The probable mechanism of DKA in the above case was physical stress from hypertonic dehydration due to a combination of poor fluid intake, vomiting and hyperglycemia from the high carbohydrate meal supplement in the setting of insulin resistance due to obesity. The rhabdomyolysis was secondary to a combination of severe metabolic acidosis and severe hyperosmolality. Metabolic acidosis can reduce the rate of glycolysis and reduce intracellular stores of ATP to a critical level which can lead to accumulation of intracellular calcium and activation of lytic cellular and membrane enzymes leading to rhabdomyolysis.

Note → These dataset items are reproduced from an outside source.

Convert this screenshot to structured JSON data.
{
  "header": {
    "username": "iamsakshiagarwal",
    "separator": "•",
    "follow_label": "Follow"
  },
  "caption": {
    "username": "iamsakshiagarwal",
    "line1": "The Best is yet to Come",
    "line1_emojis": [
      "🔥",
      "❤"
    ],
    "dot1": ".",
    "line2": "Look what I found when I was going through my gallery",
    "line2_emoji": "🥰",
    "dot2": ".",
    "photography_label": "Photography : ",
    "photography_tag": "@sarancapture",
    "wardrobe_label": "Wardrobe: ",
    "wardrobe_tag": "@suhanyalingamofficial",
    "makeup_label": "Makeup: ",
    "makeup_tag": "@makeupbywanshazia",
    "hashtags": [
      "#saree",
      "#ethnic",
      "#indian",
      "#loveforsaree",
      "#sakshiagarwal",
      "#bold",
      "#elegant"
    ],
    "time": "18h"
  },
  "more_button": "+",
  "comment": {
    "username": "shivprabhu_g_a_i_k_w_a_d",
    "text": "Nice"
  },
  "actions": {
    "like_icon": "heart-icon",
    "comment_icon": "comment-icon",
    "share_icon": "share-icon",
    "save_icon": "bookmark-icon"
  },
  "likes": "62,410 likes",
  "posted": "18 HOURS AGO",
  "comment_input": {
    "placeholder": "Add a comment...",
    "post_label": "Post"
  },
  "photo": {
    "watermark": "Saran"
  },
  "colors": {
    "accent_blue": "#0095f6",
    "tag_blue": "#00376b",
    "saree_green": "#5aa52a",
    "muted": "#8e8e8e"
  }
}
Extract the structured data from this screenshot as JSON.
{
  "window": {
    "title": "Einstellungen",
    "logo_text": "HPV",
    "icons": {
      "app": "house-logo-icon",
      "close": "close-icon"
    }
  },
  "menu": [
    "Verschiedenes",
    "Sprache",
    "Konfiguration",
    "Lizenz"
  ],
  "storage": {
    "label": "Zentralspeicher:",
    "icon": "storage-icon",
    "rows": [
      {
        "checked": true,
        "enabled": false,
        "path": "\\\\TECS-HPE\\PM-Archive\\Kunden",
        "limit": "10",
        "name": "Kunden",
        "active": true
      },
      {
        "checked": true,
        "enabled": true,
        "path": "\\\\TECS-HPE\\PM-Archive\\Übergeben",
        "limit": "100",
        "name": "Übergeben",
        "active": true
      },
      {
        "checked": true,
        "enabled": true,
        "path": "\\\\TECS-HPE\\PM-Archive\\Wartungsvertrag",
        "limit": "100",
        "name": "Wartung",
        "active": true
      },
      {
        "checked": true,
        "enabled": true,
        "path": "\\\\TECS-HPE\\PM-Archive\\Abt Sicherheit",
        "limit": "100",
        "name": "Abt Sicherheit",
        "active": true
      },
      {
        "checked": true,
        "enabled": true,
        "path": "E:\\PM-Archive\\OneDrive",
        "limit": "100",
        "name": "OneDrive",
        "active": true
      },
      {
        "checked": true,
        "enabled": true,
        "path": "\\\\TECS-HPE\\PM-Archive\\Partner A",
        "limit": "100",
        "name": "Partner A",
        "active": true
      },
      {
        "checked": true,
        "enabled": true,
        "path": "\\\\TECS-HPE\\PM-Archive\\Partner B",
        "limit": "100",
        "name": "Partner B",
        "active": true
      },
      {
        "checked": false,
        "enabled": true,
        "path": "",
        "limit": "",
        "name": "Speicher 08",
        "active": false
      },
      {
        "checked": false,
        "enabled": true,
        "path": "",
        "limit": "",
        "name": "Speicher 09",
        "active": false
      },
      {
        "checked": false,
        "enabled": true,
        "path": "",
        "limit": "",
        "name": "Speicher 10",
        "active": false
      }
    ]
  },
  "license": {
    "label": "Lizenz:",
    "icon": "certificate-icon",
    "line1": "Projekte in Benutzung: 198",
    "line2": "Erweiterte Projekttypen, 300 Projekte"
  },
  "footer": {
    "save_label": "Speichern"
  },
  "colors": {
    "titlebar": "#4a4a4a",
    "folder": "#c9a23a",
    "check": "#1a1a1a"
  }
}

Severe hyperosmolality and hypernatremia are known to cause muscle injury by increasing intracellular sodium in muscle cells and decreasing the total body potassium level.
In conclusion, physicians should be aware of the potential development of DKA and serious metabolic derangement from the excessive consumption of weight reducing meal supplements which have become very popular since the awareness of health problems related to obesity. These supplements should never be taken as the sole source of nutrition especially in obese persons who have underlying insulin resistance.